Here at NJ Spark, more than a dozen Rutgers students will be reporting on social injustices in and around the New Brunswick area.
However, these issues happen everywhere. Here’s some recent news highlights:
- Lawmakers will introduce a bill aimed at tamping down on the wage theft epidemic. Democratic Senators Patty Murray (Wash.) and Sherrod Brown (Ohio) with Rep. Rosa DeLauro (Conn.) will unveil the Wage Theft Prevention and Wage Recovery Act, a bill that would beef up existing protections and add some new provisions to make it less appealing for the country’s bosses to stiff workers on wages by refusing to pay at least the minimum wage, denying overtime pay, making people work off the clock, stealing tips, or illegally misclassifying them.
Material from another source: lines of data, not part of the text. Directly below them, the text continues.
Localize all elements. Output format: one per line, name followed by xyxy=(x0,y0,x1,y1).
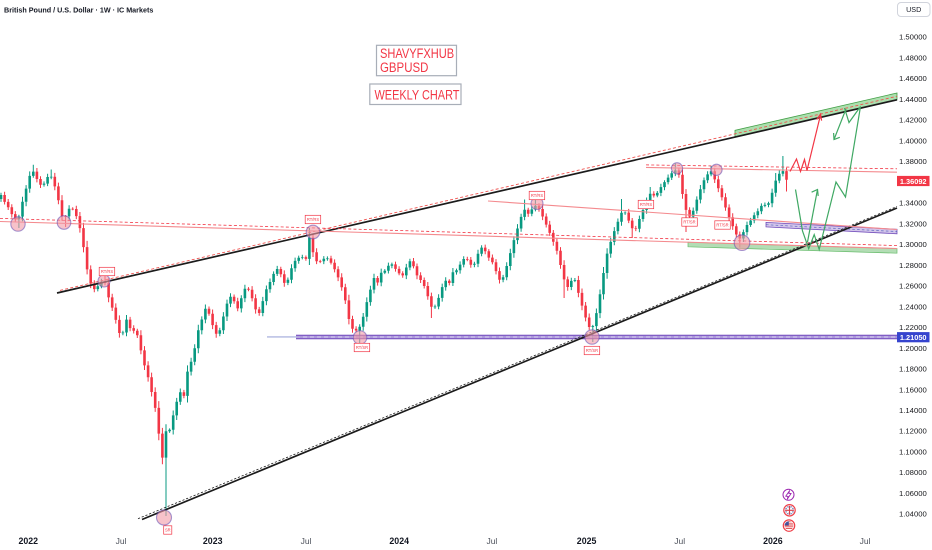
svg-text:RT/RS: RT/RS xyxy=(101,269,113,274)
svg-text:Jul: Jul xyxy=(301,536,312,546)
svg-text:1.16000: 1.16000 xyxy=(899,385,927,394)
svg-text:Jul: Jul xyxy=(486,536,497,546)
svg-text:1.08000: 1.08000 xyxy=(899,468,927,477)
svg-text:Jul: Jul xyxy=(860,536,871,546)
svg-text:RT/RS: RT/RS xyxy=(640,202,652,207)
svg-text:2022: 2022 xyxy=(19,536,39,546)
svg-text:GBPUSD: GBPUSD xyxy=(380,60,428,75)
svg-text:1.26000: 1.26000 xyxy=(899,282,927,291)
svg-text:WEEKLY CHART: WEEKLY CHART xyxy=(375,87,460,102)
svg-text:1.40000: 1.40000 xyxy=(899,136,927,145)
svg-text:1.38000: 1.38000 xyxy=(899,157,927,166)
svg-text:British Pound / U.S. Dollar ·: British Pound / U.S. Dollar · 1W · IC Ma… xyxy=(4,6,153,15)
svg-text:2026: 2026 xyxy=(763,536,783,546)
svg-text:1.32000: 1.32000 xyxy=(899,219,927,228)
svg-text:USD: USD xyxy=(906,5,921,14)
svg-text:SR: SR xyxy=(165,528,171,533)
svg-text:2023: 2023 xyxy=(203,536,223,546)
svg-text:1.06000: 1.06000 xyxy=(899,489,927,498)
svg-text:1.34000: 1.34000 xyxy=(899,199,927,208)
svg-text:1.04000: 1.04000 xyxy=(899,510,927,519)
svg-text:Jul: Jul xyxy=(116,536,127,546)
svg-text:RT/SR: RT/SR xyxy=(716,223,728,228)
svg-text:1.10000: 1.10000 xyxy=(899,448,927,457)
svg-text:2025: 2025 xyxy=(577,536,597,546)
svg-text:1.44000: 1.44000 xyxy=(899,95,927,104)
svg-text:1.20000: 1.20000 xyxy=(899,344,927,353)
svg-text:1.30000: 1.30000 xyxy=(899,240,927,249)
svg-text:1.12000: 1.12000 xyxy=(899,427,927,436)
svg-text:SHAVYFXHUB: SHAVYFXHUB xyxy=(380,46,454,61)
svg-text:2024: 2024 xyxy=(389,536,409,546)
svg-text:RT/SR: RT/SR xyxy=(586,348,598,353)
svg-text:1.46000: 1.46000 xyxy=(899,74,927,83)
svg-text:1.42000: 1.42000 xyxy=(899,116,927,125)
svg-text:RT/SR: RT/SR xyxy=(356,345,368,350)
svg-text:Jul: Jul xyxy=(674,536,685,546)
svg-text:RT/RS: RT/RS xyxy=(307,217,319,222)
svg-text:1.24000: 1.24000 xyxy=(899,302,927,311)
svg-text:1.14000: 1.14000 xyxy=(899,406,927,415)
svg-text:1.48000: 1.48000 xyxy=(899,53,927,62)
svg-text:1.22000: 1.22000 xyxy=(899,323,927,332)
svg-text:1.36092: 1.36092 xyxy=(900,177,927,186)
svg-text:1.21050: 1.21050 xyxy=(900,333,927,342)
svg-text:RT/SR: RT/SR xyxy=(683,220,695,225)
svg-text:1.28000: 1.28000 xyxy=(899,261,927,270)
svg-text:1.18000: 1.18000 xyxy=(899,365,927,374)
svg-text:1.50000: 1.50000 xyxy=(899,33,927,42)
svg-text:RT/RS: RT/RS xyxy=(531,193,543,198)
- While a harsh national spotlight focuses on the drinking water crisis in Flint, Mich., a USA TODAY NETWORK investigation has identified almost 2,000 additional water systems spanning all 50 states where testing has shown excessive levels of lead contamination over the past four years. The water systems, which reported lead levels exceeding EPA standards, collectively supply water to 6 million people. About 350 of those systems provide drinking water to schools or day cares. The USA TODAY NETWORK investigation also found at least 180 of the water systems failed to notify consumers about the high lead levels as federal rules require.
- The City Council voted to approve a settlement with the Justice Department to overhaul the city’s police and courts. With the 6-to-0 vote, the Council reversed itself and avoided an expensive legal fight with the federal government. Ferguson must now begin the long, deliberate and costly process of carrying out reforms to a criminal justice system that has been under fire since a white police officer fatally shot an unarmed black teenager in 2014.
- The Justice Department on Monday called on state judges across the country to root out unconstitutional policies that have locked poor people in a cycle of fines, debt and jail. It was the Obama administration’s latest effort to take its civil rights agenda to the states, which have become a frontier in the fight over the rights of the poor and the disabled, the transgender and the homeless.
- A new nationwide study published in the Lancet suggests that a combination of just three gun laws could reduce the death rate from firearms by more than 90 percent, effectively reducing our gun mortality problem to levels comparable with the rest of the civilized world.